What is the Natural History of Asymptomatic Pseudotumours in Metal-on-Metal Hip Resurfacing Patients? HIP International, 26(6), 522–530.

What is the Natural History of Asymptomatic Pseudotumours in Metal-on-Metal Hip Resurfacing Patients?

Matharu, G. S., Ostlere, S. J., Pandit, H. G., & Murray, D. W. (2016).
Hip

We assessed the natural history of asymptomatic pseudotumours associated with metal-on-metal hip resurfacings (MoMHRs), and factors associated with future revision.

In 2007-2008, we identified 25 MoMHRs (21 patients; mean age 59.9 years; 76% female) with asymptomatic pseudotumours. All patients underwent identical initial assessment (ultrasound, blood metal ions, radiographs, Oxford Hip Score [OHS]) and were considered asymptomatic because they denied experiencing hip symptoms, were satisfied with their MoMHR surgery, and had good or excellent OHSs (≥34). In 2012-2013, repeat assessments were performed in all non-revised patients.

Revision for pseudotumour was performed/recommended in 15 MoMHRs (60%) at a mean 2.7 years (range 0.4-6.4 years) from initial assessment, with 14 developing symptoms before revision. Non-revised MoMHRs (n = 10) underwent repeat ultrasound at a mean 5.1 years (range 4.0-6.5 years) later, with no changes in pseudotumour volume (p = 0.956) or OHS (p = 0.065) between assessments. High blood cobalt (p = 0.0048) and chromium (p = 0.0162), large pseudotumours (p = 0.0458), low OHS (p = 0.0183), and bilateral MoMHRs (p = 0.049) predicted future revision. Patients with blood metal ions above established unilateral/bilateral thresholds and/or initial pseudotumours >30 cm3 had an 86.7% sensitivity, 70.0% specificity, 81.2% positive predictive value, and 77.8% negative predictive value for future revision.

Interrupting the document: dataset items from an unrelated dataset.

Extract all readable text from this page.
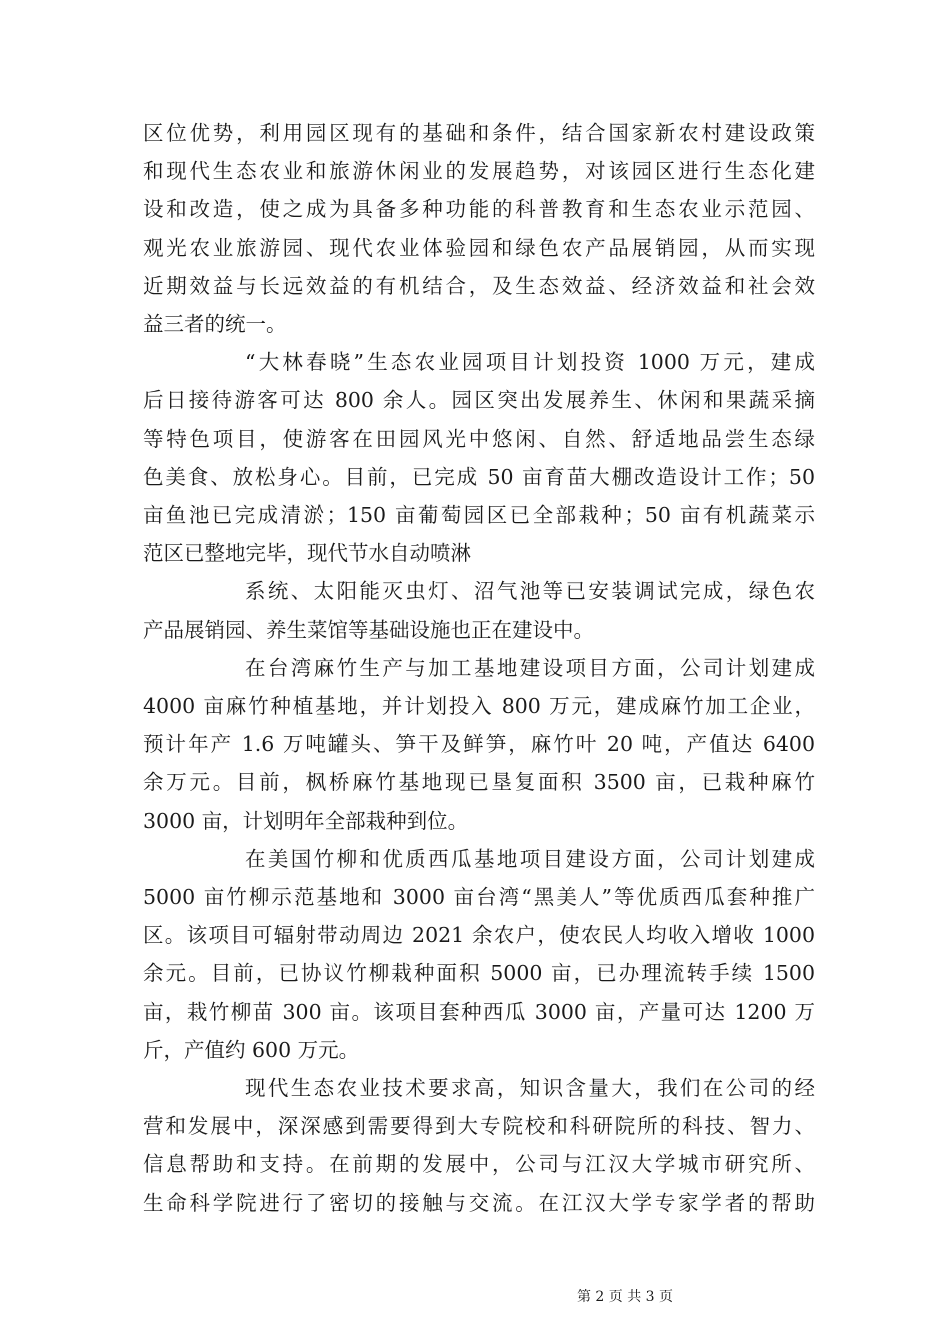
区位优势，利用园区现有的基础和条件，结合国家新农村建设政策
和现代生态农业和旅游休闲业的发展趋势，对该园区进行生态化建
设和改造，使之成为具备多种功能的科普教育和生态农业示范园、
观光农业旅游园、现代农业体验园和绿色农产品展销园，从而实现
近期效益与长远效益的有机结合，及生态效益、经济效益和社会效
益三者的统一。

“大林春晓”生态农业园项目计划投资 1000 万元，建成
后日接待游客可达 800 余人。园区突出发展养生、休闲和果蔬采摘
等特色项目，使游客在田园风光中悠闲、自然、舒适地品尝生态绿
色美食、放松身心。目前，已完成 50 亩育苗大棚改造设计工作；50
亩鱼池已完成清淤；150 亩葡萄园区已全部栽种；50 亩有机蔬菜示
范区已整地完毕，现代节水自动喷淋

系统、太阳能灭虫灯、沼气池等已安装调试完成，绿色农
产品展销园、养生菜馆等基础设施也正在建设中。

在台湾麻竹生产与加工基地建设项目方面，公司计划建成
4000 亩麻竹种植基地，并计划投入 800 万元，建成麻竹加工企业，
预计年产 1.6 万吨罐头、笋干及鲜笋，麻竹叶 20 吨，产值达 6400
余万元。目前，枫桥麻竹基地现已垦复面积 3500 亩，已栽种麻竹
3000 亩，计划明年全部栽种到位。

在美国竹柳和优质西瓜基地项目建设方面，公司计划建成
5000 亩竹柳示范基地和 3000 亩台湾“黑美人”等优质西瓜套种推广
区。该项目可辐射带动周边 2021 余农户，使农民人均收入增收 1000
余元。目前，已协议竹柳栽种面积 5000 亩，已办理流转手续 1500
亩，栽竹柳苗 300 亩。该项目套种西瓜 3000 亩，产量可达 1200 万
斤，产值约 600 万元。

现代生态农业技术要求高，知识含量大，我们在公司的经
营和发展中，深深感到需要得到大专院校和科研院所的科技、智力、
信息帮助和支持。在前期的发展中，公司与江汉大学城市研究所、
生命科学院进行了密切的接触与交流。在江汉大学专家学者的帮助

第 2 页 共 3 页
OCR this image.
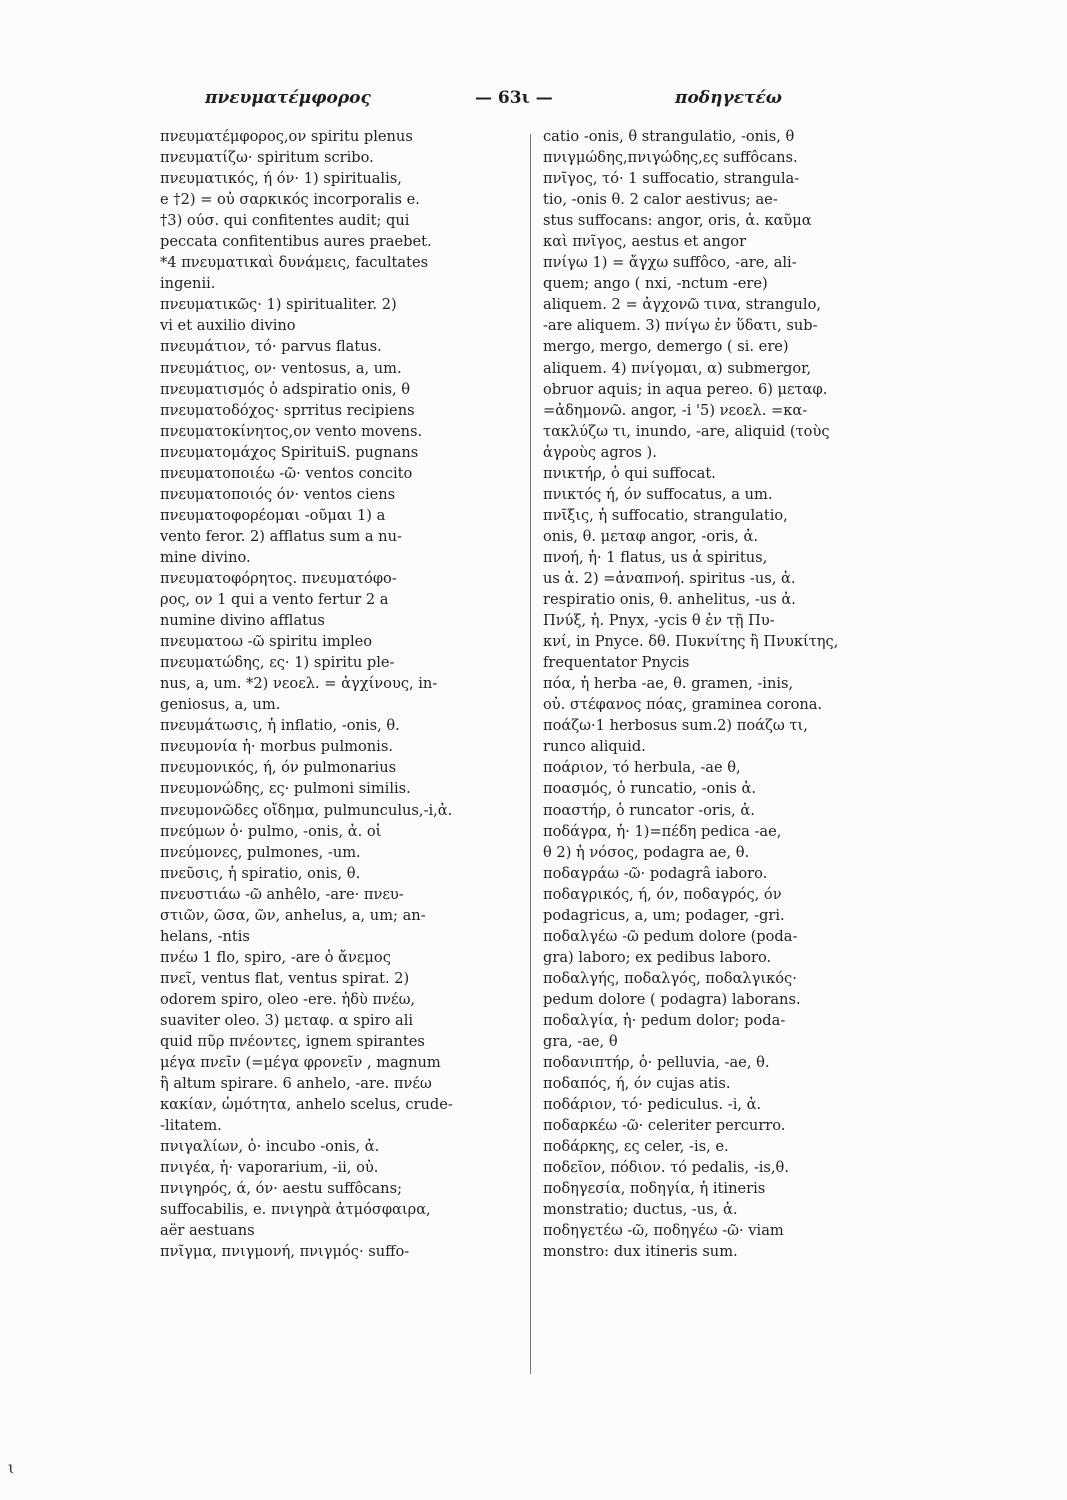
πνευματέμφορος	— 63ι —	ποδηγετέω
πνευματέμφορος,ον spiritu plenus
πνευματίζω· spiritum scribo.
πνευματικός, ή όν· 1) spiritualis,
e †2) = οὐ σαρκικός incorporalis e.
†3) ούσ. qui confitentes audit; qui
peccata confitentibus aures praebet.
*4 πνευματικαὶ δυνάμεις, facultates
ingenii.
πνευματικῶς· 1) spiritualiter. 2)
vi et auxilio divino
πνευμάτιον, τό· parvus flatus.
πνευμάτιος, ον· ventosus, a, um.
πνευματισμός ὁ adspiratio onis, θ
πνευματοδόχος· sprritus recipiens
πνευματοκίνητος,ον vento movens.
πνευματομάχος SpirituiS. pugnans
πνευματοποιέω -ῶ· ventos concito
πνευματοποιός όν· ventos ciens
πνευματοφορέομαι -οῦμαι 1) a
vento feror. 2) afflatus sum a nu-
mine divino.
πνευματοφόρητος. πνευματόφο-
ρος, ον 1 qui a vento fertur 2 a
numine divino afflatus
πνευματοω -ῶ spiritu impleo
πνευματώδης, ες· 1) spiritu ple-
nus, a, um. *2) νεοελ. = ἀγχίνους, in-
geniosus, a, um.
πνευμάτωσις, ἡ inflatio, -onis, θ.
πνευμονία ἡ· morbus pulmonis.
πνευμονικός, ή, όν pulmonarius
πνευμονώδης, ες· pulmoni similis.
πνευμονῶδες οἴδημα, pulmunculus,-i,ἀ.
πνεύμων ὁ· pulmo, -onis, ἀ. οἱ
πνεύμονες, pulmones, -um.
πνεῦσις, ἡ spiratio, onis, θ.
πνευστιάω -ῶ anhêlo, -are· πνευ-
στιῶν, ῶσα, ῶν, anhelus, a, um; an-
helans, -ntis
πνέω 1 flo, spiro, -are ὁ ἄνεμος
πνεῖ, ventus flat, ventus spirat. 2)
odorem spiro, oleo -ere. ἡδὺ πνέω,
suaviter oleo. 3) μεταφ. α spiro ali
quid πῦρ πνέοντες, ignem spirantes
μέγα πνεῖν (=μέγα φρονεῖν , magnum
ἢ altum spirare. 6 anhelo, -are. πνέω
κακίαν, ὠμότητα, anhelo scelus, crude-
-litatem.
πνιγαλίων, ὁ· incubo -onis, ἀ.
πνιγέα, ἡ· vaporarium, -ii, οὐ.
πνιγηρός, ά, όν· aestu suffôcans;
suffocabilis, e. πνιγηρὰ ἀτμόσφαιρα,
aër aestuans
πνῖγμα, πνιγμονή, πνιγμός· suffo-
catio -onis, θ strangulatio, -onis, θ
πνιγμώδης,πνιγώδης,ες suffôcans.
πνῖγος, τό· 1 suffocatio, strangula-
tio, -onis θ. 2 calor aestivus; ae-
stus suffocans: angor, oris, ἀ. καῦμα
καὶ πνῖγος, aestus et angor
πνίγω 1) = ἄγχω suffôco, -are, ali-
quem; ango ( nxi, -nctum -ere)
aliquem. 2 = ἀγχονῶ τινα, strangulo,
-are aliquem. 3) πνίγω ἐν ὕδατι, sub-
mergo, mergo, demergo ( si. ere)
aliquem. 4) πνίγομαι, α) submergor,
obruor aquis; in aqua pereo. 6) μεταφ.
=ἀδημονῶ. angor, -i '5) νεοελ. =κα-
τακλύζω τι, inundo, -are, aliquid (τοὺς
ἀγροὺς agros ).
πνικτήρ, ὁ qui suffocat.
πνικτός ή, όν suffocatus, a um.
πνῖξις, ἡ suffocatio, strangulatio,
onis, θ. μεταφ angor, -oris, ἀ.
πνοή, ἡ· 1 flatus, us ἀ spiritus,
us ἀ. 2) =ἀναπνοή. spiritus -us, ἀ.
respiratio onis, θ. anhelitus, -us ἀ.
Πνύξ, ἡ. Pnyx, -ycis θ ἐν τῇ Πυ-
κνί, in Pnyce. δθ. Πυκνίτης ἢ Πνυκίτης,
frequentator Pnycis
πόα, ἡ herba -ae, θ. gramen, -inis,
οὐ. στέφανος πόας, graminea corona.
ποάζω·1 herbosus sum.2) ποάζω τι,
runco aliquid.
ποάριον, τό herbula, -ae θ,
ποασμός, ὁ runcatio, -onis ἀ.
ποαστήρ, ὁ runcator -oris, ἀ.
ποδάγρα, ἡ· 1)=πέδη pedica -ae,
θ 2) ἡ νόσος, podagra ae, θ.
ποδαγράω -ῶ· podagrâ iaboro.
ποδαγρικός, ή, όν, ποδαγρός, όν
podagricus, a, um; podager, -gri.
ποδαλγέω -ῶ pedum dolore (poda-
gra) laboro; ex pedibus laboro.
ποδαλγής, ποδαλγός, ποδαλγικός·
pedum dolore ( podagra) laborans.
ποδαλγία, ἡ· pedum dolor; poda-
gra, -ae, θ
ποδανιπτήρ, ὁ· pelluvia, -ae, θ.
ποδαπός, ή, όν cujas atis.
ποδάριον, τό· pediculus. -i, ἀ.
ποδαρκέω -ῶ· celeriter percurro.
ποδάρκης, ες celer, -is, e.
ποδεῖον, πόδιον. τό pedalis, -is,θ.
ποδηγεσία, ποδηγία, ἡ itineris
monstratio; ductus, -us, ἀ.
ποδηγετέω -ῶ, ποδηγέω -ῶ· viam
monstro: dux itineris sum.
ɩ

MoMHR patients with initially asymptomatic pseudotumours often become symptomatic and require revision. Patients with high blood metal ions and/or pseudotumours >30 cm3 should remain under annual surveillance or be considered for revision (especially in patients also having lower initial OHSs, bilateral MoMHRs, and/or those becoming symptomatic). Less regular surveillance of patients outside these parameters appears acceptable.